Snack Packs. Strategic snacking is one of the cornerstones of a successful healthy-eating plan. Pack some healthy snacks before you leave the house. Snacks will help you keep a regular eating schedule and save you when you're miles from food, but starving. It's tempting to munch away as you cover the miles, but just because the snacks are healthy doesn't mean they don't have calories and they don't count. Think portable single-serve packets of satisfying, healthy snacks. Some of my favorites include Somersault Sunflower Seed Bites, 100-calorie packs of almonds, healthy bars, hand fruit (apple, pear, etc.) and plastic bags of cut-up veggies. And don't forget to pack water!
Don't Be Fooled by Fatigue. Many trips include stretches of fatigue and we can often mistake fatigue for hunger. Don't seek solace in carbs, no matter how strong your inclination. Try a quick workout, a brief shower or a brisk walk around the neighborhood. Also, remember dehydration can make you feel tired. Keep your water bottle handy.
Stay Active. Whether you'r on a car trip or a long flight, it's important to take stretch breaks. And look for hotels that have fitness centers. Traveling can actually create an opportunity for you to exercise - no dog to walk, no cooking to do, no homework to supervise. Get up a little early and squeeze in a workout, even if it's just twenty quick minutes, you'll get a terrific head start to your day. Exercise is a great way to smooth out the bumps in any road and make you feel more settled and in control.

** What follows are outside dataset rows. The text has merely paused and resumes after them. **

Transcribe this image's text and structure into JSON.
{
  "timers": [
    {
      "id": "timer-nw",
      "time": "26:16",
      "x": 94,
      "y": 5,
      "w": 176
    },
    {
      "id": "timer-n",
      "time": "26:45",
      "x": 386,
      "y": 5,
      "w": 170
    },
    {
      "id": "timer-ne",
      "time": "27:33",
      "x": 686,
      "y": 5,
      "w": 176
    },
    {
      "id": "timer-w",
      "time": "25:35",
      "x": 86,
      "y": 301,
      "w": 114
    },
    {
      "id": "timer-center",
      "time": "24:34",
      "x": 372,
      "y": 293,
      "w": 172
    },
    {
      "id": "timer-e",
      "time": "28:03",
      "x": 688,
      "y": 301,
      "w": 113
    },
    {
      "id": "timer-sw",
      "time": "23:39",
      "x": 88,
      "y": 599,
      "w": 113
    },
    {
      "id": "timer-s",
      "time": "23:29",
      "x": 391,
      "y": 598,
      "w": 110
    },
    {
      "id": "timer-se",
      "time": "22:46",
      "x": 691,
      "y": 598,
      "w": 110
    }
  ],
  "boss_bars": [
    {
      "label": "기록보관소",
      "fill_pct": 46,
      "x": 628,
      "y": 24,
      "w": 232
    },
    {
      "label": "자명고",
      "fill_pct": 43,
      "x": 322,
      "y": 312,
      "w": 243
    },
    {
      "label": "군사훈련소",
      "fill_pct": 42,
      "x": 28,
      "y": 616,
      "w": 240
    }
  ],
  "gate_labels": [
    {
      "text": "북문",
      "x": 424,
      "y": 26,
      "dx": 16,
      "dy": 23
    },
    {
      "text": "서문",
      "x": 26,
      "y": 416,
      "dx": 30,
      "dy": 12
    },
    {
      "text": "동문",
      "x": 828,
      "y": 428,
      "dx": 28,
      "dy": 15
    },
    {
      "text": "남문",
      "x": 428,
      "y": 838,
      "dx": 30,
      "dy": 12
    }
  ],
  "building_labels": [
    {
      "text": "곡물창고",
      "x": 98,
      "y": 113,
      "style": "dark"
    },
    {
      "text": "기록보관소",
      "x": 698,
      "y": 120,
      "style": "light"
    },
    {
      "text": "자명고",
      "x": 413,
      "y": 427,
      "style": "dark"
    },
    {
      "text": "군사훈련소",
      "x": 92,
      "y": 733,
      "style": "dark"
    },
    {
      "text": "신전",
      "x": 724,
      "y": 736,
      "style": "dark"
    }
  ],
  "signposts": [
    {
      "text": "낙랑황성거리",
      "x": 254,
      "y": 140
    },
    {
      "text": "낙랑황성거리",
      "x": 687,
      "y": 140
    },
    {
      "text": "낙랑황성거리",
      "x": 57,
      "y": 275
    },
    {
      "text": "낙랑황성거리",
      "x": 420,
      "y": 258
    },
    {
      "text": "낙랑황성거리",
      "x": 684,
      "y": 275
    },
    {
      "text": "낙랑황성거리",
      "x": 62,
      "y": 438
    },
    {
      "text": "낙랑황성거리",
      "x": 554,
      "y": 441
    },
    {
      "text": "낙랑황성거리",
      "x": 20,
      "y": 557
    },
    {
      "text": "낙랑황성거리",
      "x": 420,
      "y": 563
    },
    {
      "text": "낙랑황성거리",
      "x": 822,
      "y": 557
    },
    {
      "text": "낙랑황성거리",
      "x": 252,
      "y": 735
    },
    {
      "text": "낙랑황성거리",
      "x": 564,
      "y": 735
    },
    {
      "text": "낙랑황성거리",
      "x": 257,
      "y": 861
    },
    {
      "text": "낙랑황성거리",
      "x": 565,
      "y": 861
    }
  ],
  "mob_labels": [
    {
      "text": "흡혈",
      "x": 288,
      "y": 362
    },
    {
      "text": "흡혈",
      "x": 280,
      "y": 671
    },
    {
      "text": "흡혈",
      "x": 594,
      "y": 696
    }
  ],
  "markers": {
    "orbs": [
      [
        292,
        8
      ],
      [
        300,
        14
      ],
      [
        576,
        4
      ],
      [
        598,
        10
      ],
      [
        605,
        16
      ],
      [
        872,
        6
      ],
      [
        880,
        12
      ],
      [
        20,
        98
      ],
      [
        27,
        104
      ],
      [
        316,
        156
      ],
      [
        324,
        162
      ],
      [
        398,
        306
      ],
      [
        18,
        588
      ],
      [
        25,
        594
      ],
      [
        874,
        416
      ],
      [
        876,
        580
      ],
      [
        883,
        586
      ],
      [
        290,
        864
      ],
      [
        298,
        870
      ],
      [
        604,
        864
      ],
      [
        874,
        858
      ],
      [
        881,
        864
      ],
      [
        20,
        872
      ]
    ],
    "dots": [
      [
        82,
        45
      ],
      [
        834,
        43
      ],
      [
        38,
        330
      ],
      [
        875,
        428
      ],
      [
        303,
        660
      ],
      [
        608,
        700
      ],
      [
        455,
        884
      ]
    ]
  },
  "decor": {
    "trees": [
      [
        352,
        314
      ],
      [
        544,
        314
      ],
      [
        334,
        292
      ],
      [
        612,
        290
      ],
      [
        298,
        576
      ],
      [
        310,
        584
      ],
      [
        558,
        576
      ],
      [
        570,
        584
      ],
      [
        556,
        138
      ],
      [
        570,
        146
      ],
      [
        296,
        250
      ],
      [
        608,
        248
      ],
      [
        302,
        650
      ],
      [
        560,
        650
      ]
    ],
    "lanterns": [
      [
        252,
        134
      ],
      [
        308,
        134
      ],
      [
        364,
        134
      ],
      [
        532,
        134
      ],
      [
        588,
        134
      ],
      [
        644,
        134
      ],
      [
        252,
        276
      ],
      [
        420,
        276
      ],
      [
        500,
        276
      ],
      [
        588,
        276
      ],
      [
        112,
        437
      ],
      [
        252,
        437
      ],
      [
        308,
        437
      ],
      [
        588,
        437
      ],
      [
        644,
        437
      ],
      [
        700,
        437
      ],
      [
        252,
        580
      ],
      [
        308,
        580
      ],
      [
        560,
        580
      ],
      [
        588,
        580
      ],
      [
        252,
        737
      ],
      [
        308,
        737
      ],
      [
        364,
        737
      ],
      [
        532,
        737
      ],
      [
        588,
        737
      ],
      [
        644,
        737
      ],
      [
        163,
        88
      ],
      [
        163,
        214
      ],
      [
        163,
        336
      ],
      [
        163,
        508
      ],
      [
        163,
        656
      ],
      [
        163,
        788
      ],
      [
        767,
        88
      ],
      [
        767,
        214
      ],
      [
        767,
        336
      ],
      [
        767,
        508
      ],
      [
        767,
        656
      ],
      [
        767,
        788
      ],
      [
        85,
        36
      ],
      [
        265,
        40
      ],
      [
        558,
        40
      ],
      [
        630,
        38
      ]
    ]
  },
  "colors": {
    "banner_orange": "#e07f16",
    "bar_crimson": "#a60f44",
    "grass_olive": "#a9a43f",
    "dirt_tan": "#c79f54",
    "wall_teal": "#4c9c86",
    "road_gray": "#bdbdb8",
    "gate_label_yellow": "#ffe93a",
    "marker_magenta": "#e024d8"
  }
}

Brown Bag is Best. When traveling by car, bus or train, it's easy to bring along your food. When you pack it yourself, you can control your food and sidestep roadside calorie disasters. Brown bagging makes it easier for your to stick to your regular eating schedule. The food is ready when you are. This also prevents the delayed meals that can erode your determination to eat well.
Hydrate. Keeping up with your fluids really helps your digestion, which can become sluggish when you travel. We know that plenty of fluids gives your metabolism the boost it needs to keep firing along at a nice calorie-burning rate. It also keep your immune system strong. While travel can take a toll, with lack of sleep, cramped spaces, and free-range germs, extra water will keep your defenses operation at peak performance. Hydrating also keeps you feeling full and less likely to overeat. So pack your water bottle and sip regularly.
These strategies will help all travelers stick to their diet resolutions.